Superannuation funds and their investment committees will need to think about their liquidity budgeting differently as a result of the early release of super scheme, according to Hesta.
Hesta chief investment officer, Sonya Sawtell-Rickson, spoke at the Association of Superannuation Funds of Australia (ASFA) Conference today and said while in the moment it was the right scheme as it helped a number of households, there was now a broader challenge of purpose and longevity on the retirement income system.
“Super was setup for retirement income and to help intergeneration inequities in the system. Early release feels a little bit contrary to that,” she said.
“However, it was an extreme event and allowing people to access super in times of financial distress has helped a number of households.
“When I think about the liquidity impacts, obviously timing is everything and a lot of super funds were seeing switching to lower risk options which created liquidity demands, they were seeing falling Australian currency which created liquidity demands on their hedges, and in addition to having early release on top it obviously added to that liquidity stress to funds.”
Sawtell-Rickson said now the challenge was investment strategy.
“As we think about the future, if early release is now a new tool that is available and likely to be used in the most extreme situations when markets are likely to be in stress, suddenly we need to think about our liquidity budgeting differently,” she said.
“The implication is that, all things being equal, most funds investment committees will be reflecting on this experience and considering their liquidity requirements going forward.”
With the COVID-19 pandemic and central banks injecting huge amounts of liquidity into the system which pushed cash rates globally to negative real yields, Sawtell-Rickson said funds now needed to generate more real return from risk assets.

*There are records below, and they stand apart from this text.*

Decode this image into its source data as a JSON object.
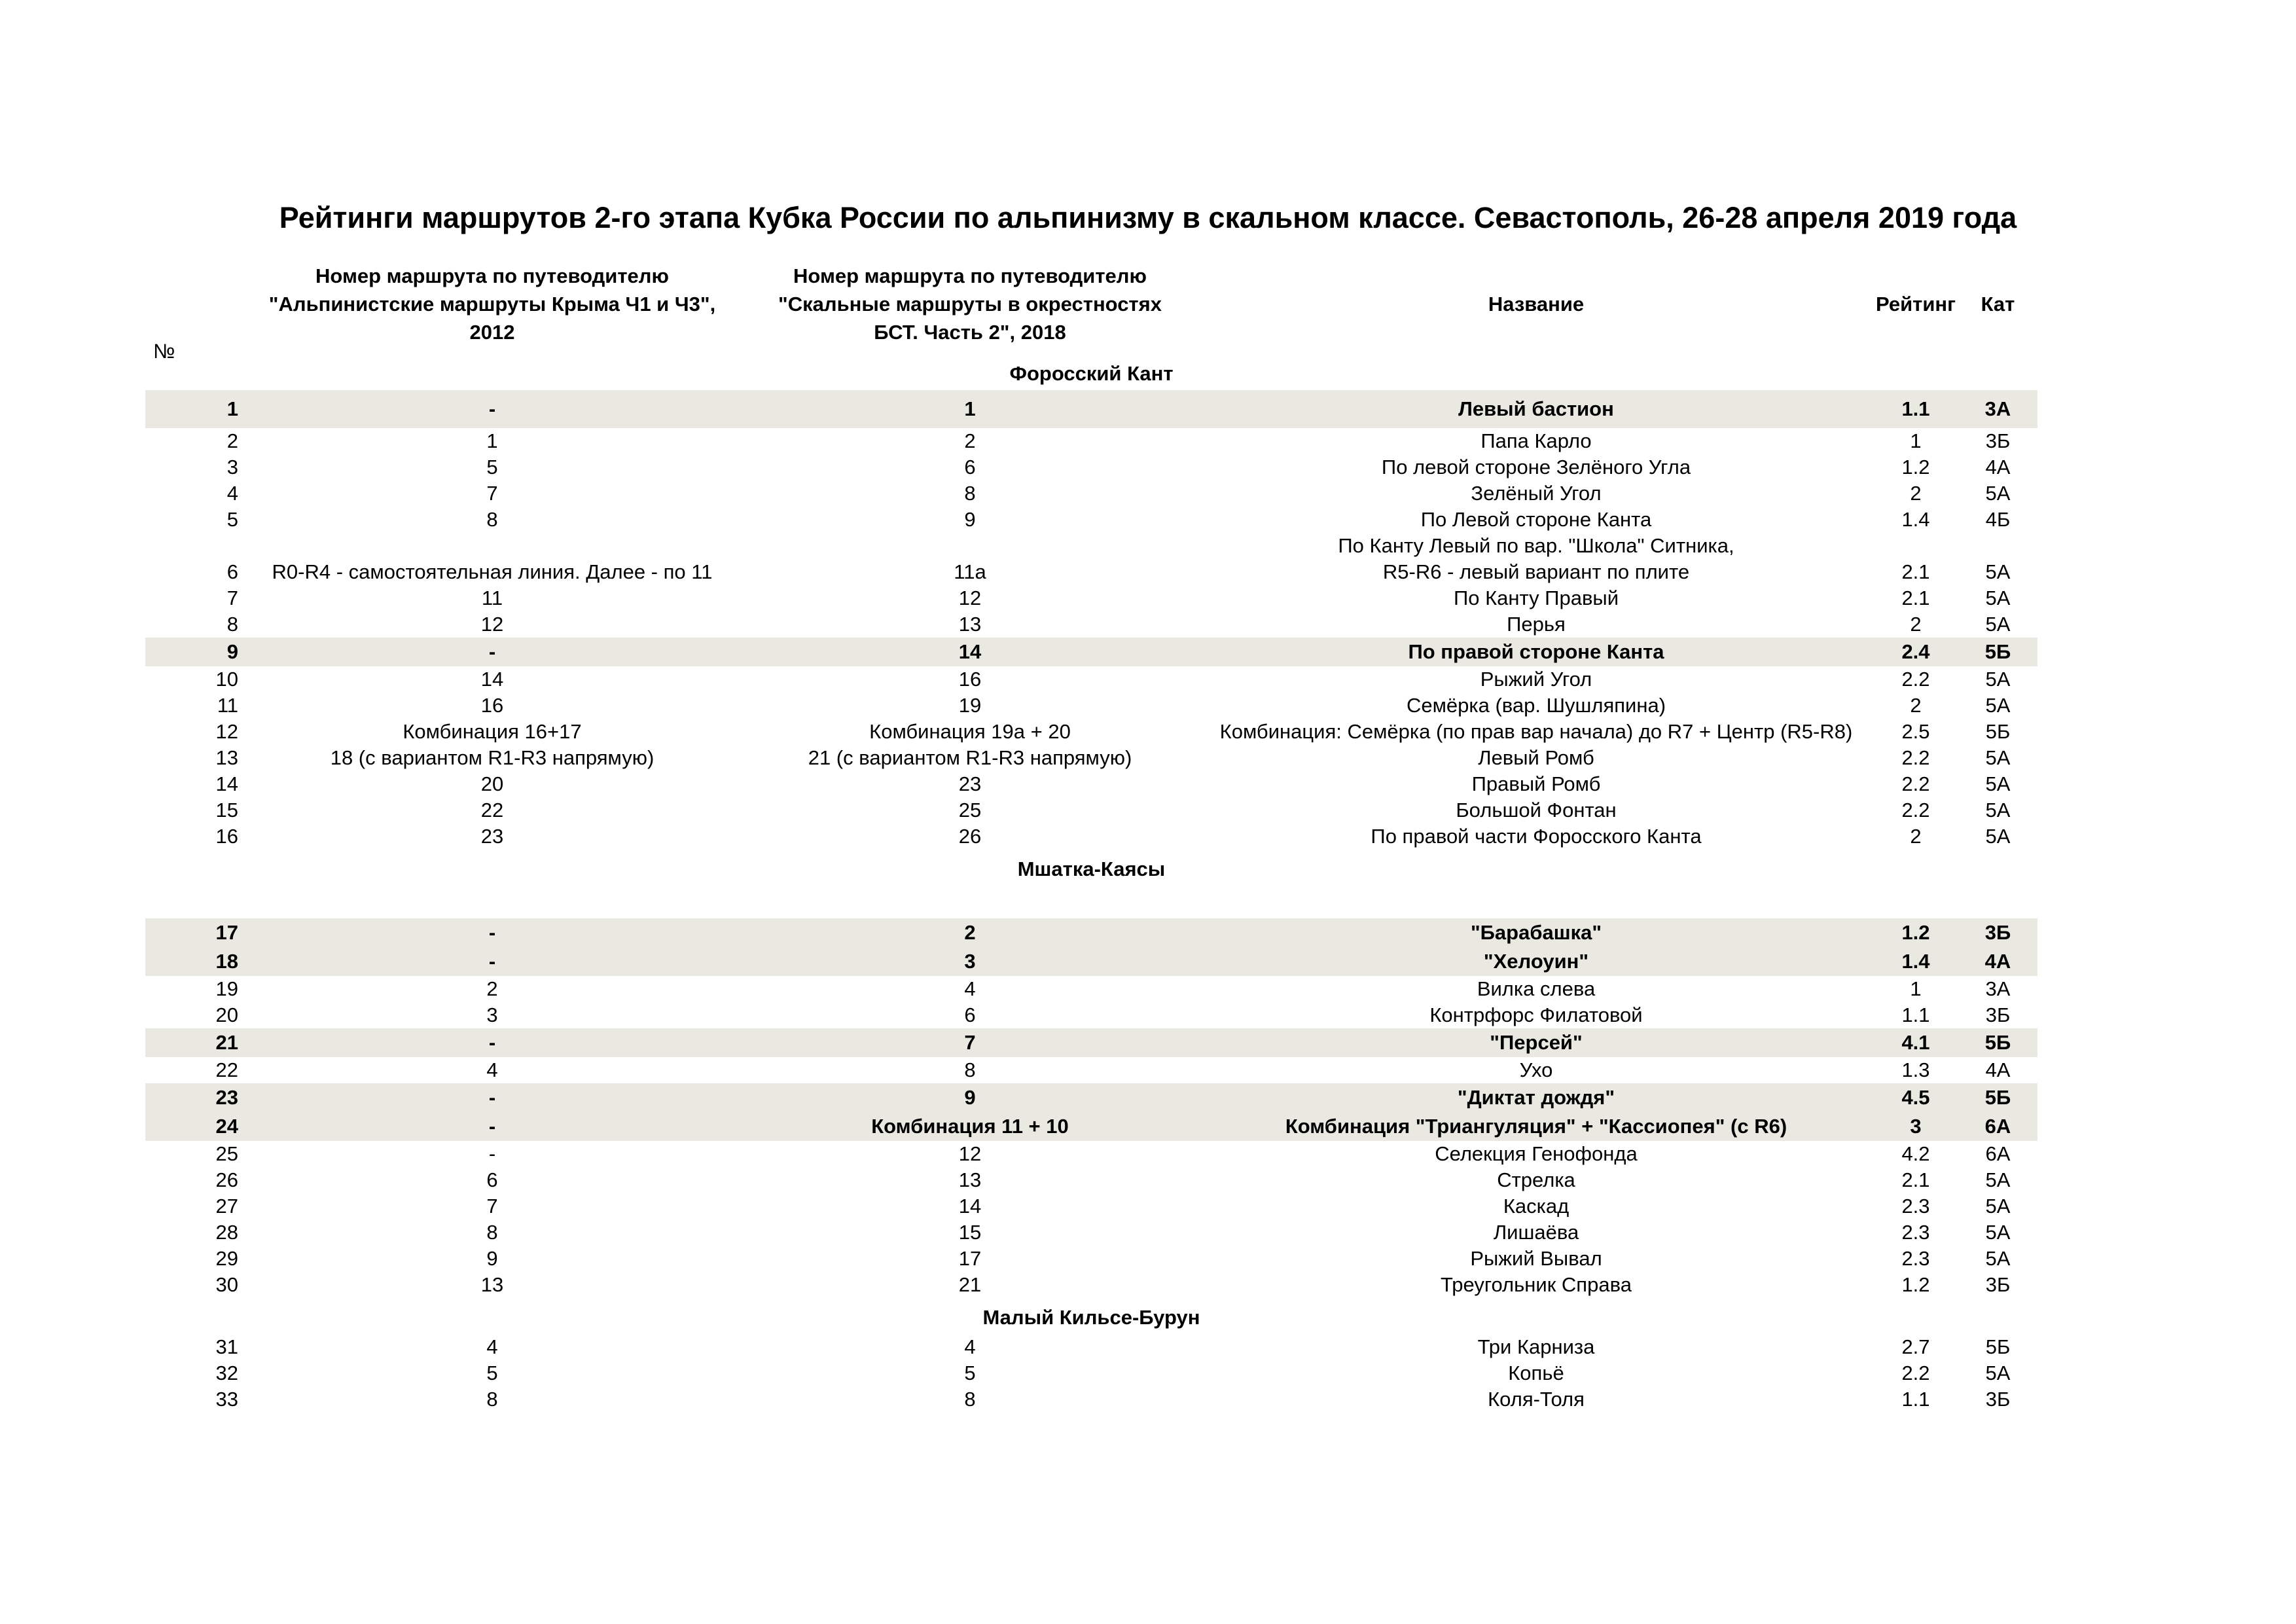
{
  "title": "Рейтинги маршрутов 2-го этапа Кубка России по альпинизму в скальном классе. Севастополь, 26-28 апреля 2019 года",
  "header": {
    "num": "№",
    "guide2012": [
      "Номер маршрута по путеводителю",
      "\"Альпинистские маршруты Крыма Ч1 и Ч3\",",
      "2012"
    ],
    "guide_bst": [
      "Номер маршрута по путеводителю",
      "\"Скальные маршруты в окрестностях",
      "БСТ. Часть 2\", 2018"
    ],
    "name": "Название",
    "rating": "Рейтинг",
    "cat": "Кат"
  },
  "highlight_color": "#e9e8e1",
  "sections": [
    {
      "title": "Форосский Кант",
      "rows": [
        {
          "n": "1",
          "a": "-",
          "b": "1",
          "name": "Левый бастион",
          "r": "1.1",
          "c": "3А",
          "hl": true
        },
        {
          "n": "2",
          "a": "1",
          "b": "2",
          "name": "Папа Карло",
          "r": "1",
          "c": "3Б"
        },
        {
          "n": "3",
          "a": "5",
          "b": "6",
          "name": "По левой стороне Зелёного Угла",
          "r": "1.2",
          "c": "4А"
        },
        {
          "n": "4",
          "a": "7",
          "b": "8",
          "name": "Зелёный Угол",
          "r": "2",
          "c": "5А"
        },
        {
          "n": "5",
          "a": "8",
          "b": "9",
          "name": "По Левой стороне Канта",
          "r": "1.4",
          "c": "4Б"
        },
        {
          "n": "6",
          "a": "R0-R4 - самостоятельная линия. Далее - по 11",
          "b": "11а",
          "above": "По Канту Левый по вар. \"Школа\" Ситника,",
          "name": "R5-R6 - левый вариант по плите",
          "r": "2.1",
          "c": "5А"
        },
        {
          "n": "7",
          "a": "11",
          "b": "12",
          "name": "По Канту Правый",
          "r": "2.1",
          "c": "5А"
        },
        {
          "n": "8",
          "a": "12",
          "b": "13",
          "name": "Перья",
          "r": "2",
          "c": "5А"
        },
        {
          "n": "9",
          "a": "-",
          "b": "14",
          "name": "По правой стороне Канта",
          "r": "2.4",
          "c": "5Б",
          "hl": true
        },
        {
          "n": "10",
          "a": "14",
          "b": "16",
          "name": "Рыжий Угол",
          "r": "2.2",
          "c": "5А"
        },
        {
          "n": "11",
          "a": "16",
          "b": "19",
          "name": "Семёрка (вар. Шушляпина)",
          "r": "2",
          "c": "5А"
        },
        {
          "n": "12",
          "a": "Комбинация 16+17",
          "b": "Комбинация 19а + 20",
          "name": "Комбинация: Семёрка (по прав вар начала) до R7 + Центр (R5-R8)",
          "r": "2.5",
          "c": "5Б"
        },
        {
          "n": "13",
          "a": "18 (с вариантом R1-R3 напрямую)",
          "b": "21 (с вариантом R1-R3 напрямую)",
          "name": "Левый Ромб",
          "r": "2.2",
          "c": "5А"
        },
        {
          "n": "14",
          "a": "20",
          "b": "23",
          "name": "Правый Ромб",
          "r": "2.2",
          "c": "5А"
        },
        {
          "n": "15",
          "a": "22",
          "b": "25",
          "name": "Большой Фонтан",
          "r": "2.2",
          "c": "5А"
        },
        {
          "n": "16",
          "a": "23",
          "b": "26",
          "name": "По правой части Форосского Канта",
          "r": "2",
          "c": "5А"
        }
      ]
    },
    {
      "title": "Мшатка-Каясы",
      "rows": [
        {
          "n": "17",
          "a": "-",
          "b": "2",
          "name": "\"Барабашка\"",
          "r": "1.2",
          "c": "3Б",
          "hl": true
        },
        {
          "n": "18",
          "a": "-",
          "b": "3",
          "name": "\"Хелоуин\"",
          "r": "1.4",
          "c": "4А",
          "hl": true
        },
        {
          "n": "19",
          "a": "2",
          "b": "4",
          "name": "Вилка слева",
          "r": "1",
          "c": "3А"
        },
        {
          "n": "20",
          "a": "3",
          "b": "6",
          "name": "Контрфорс Филатовой",
          "r": "1.1",
          "c": "3Б"
        },
        {
          "n": "21",
          "a": "-",
          "b": "7",
          "name": "\"Персей\"",
          "r": "4.1",
          "c": "5Б",
          "hl": true
        },
        {
          "n": "22",
          "a": "4",
          "b": "8",
          "name": "Ухо",
          "r": "1.3",
          "c": "4А"
        },
        {
          "n": "23",
          "a": "-",
          "b": "9",
          "name": "\"Диктат дождя\"",
          "r": "4.5",
          "c": "5Б",
          "hl": true
        },
        {
          "n": "24",
          "a": "-",
          "b": "Комбинация 11 + 10",
          "name": "Комбинация \"Триангуляция\" + \"Кассиопея\" (с R6)",
          "r": "3",
          "c": "6А",
          "hl": true
        },
        {
          "n": "25",
          "a": "-",
          "b": "12",
          "name": "Селекция Генофонда",
          "r": "4.2",
          "c": "6А"
        },
        {
          "n": "26",
          "a": "6",
          "b": "13",
          "name": "Стрелка",
          "r": "2.1",
          "c": "5А"
        },
        {
          "n": "27",
          "a": "7",
          "b": "14",
          "name": "Каскад",
          "r": "2.3",
          "c": "5А"
        },
        {
          "n": "28",
          "a": "8",
          "b": "15",
          "name": "Лишаёва",
          "r": "2.3",
          "c": "5А"
        },
        {
          "n": "29",
          "a": "9",
          "b": "17",
          "name": "Рыжий Вывал",
          "r": "2.3",
          "c": "5А"
        },
        {
          "n": "30",
          "a": "13",
          "b": "21",
          "name": "Треугольник Справа",
          "r": "1.2",
          "c": "3Б"
        }
      ]
    },
    {
      "title": "Малый Кильсе-Бурун",
      "rows": [
        {
          "n": "31",
          "a": "4",
          "b": "4",
          "name": "Три Карниза",
          "r": "2.7",
          "c": "5Б"
        },
        {
          "n": "32",
          "a": "5",
          "b": "5",
          "name": "Копьё",
          "r": "2.2",
          "c": "5А"
        },
        {
          "n": "33",
          "a": "8",
          "b": "8",
          "name": "Коля-Толя",
          "r": "1.1",
          "c": "3Б"
        }
      ]
    }
  ]
}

She said this made the job of an asset allocator more difficult as it would not be enough to just allocate to, say, real estate but instead allocators needed to think about which sectors within real estate were going to deliver strong returns and which were not going to deliver the returns the fund needed.
“I think asset allocators have to think more deeply about diversification,” she said.
“With bond yields so low we can no longer rely on bonds as our main diversification strategy in the portfolios.
“Asset allocators have to think about things like currency and their roles as diversifiers or synthetic allocations.
“Asset allocation is going to be more important and risk budgeting a much more disciplined process in the asset allocation framework.”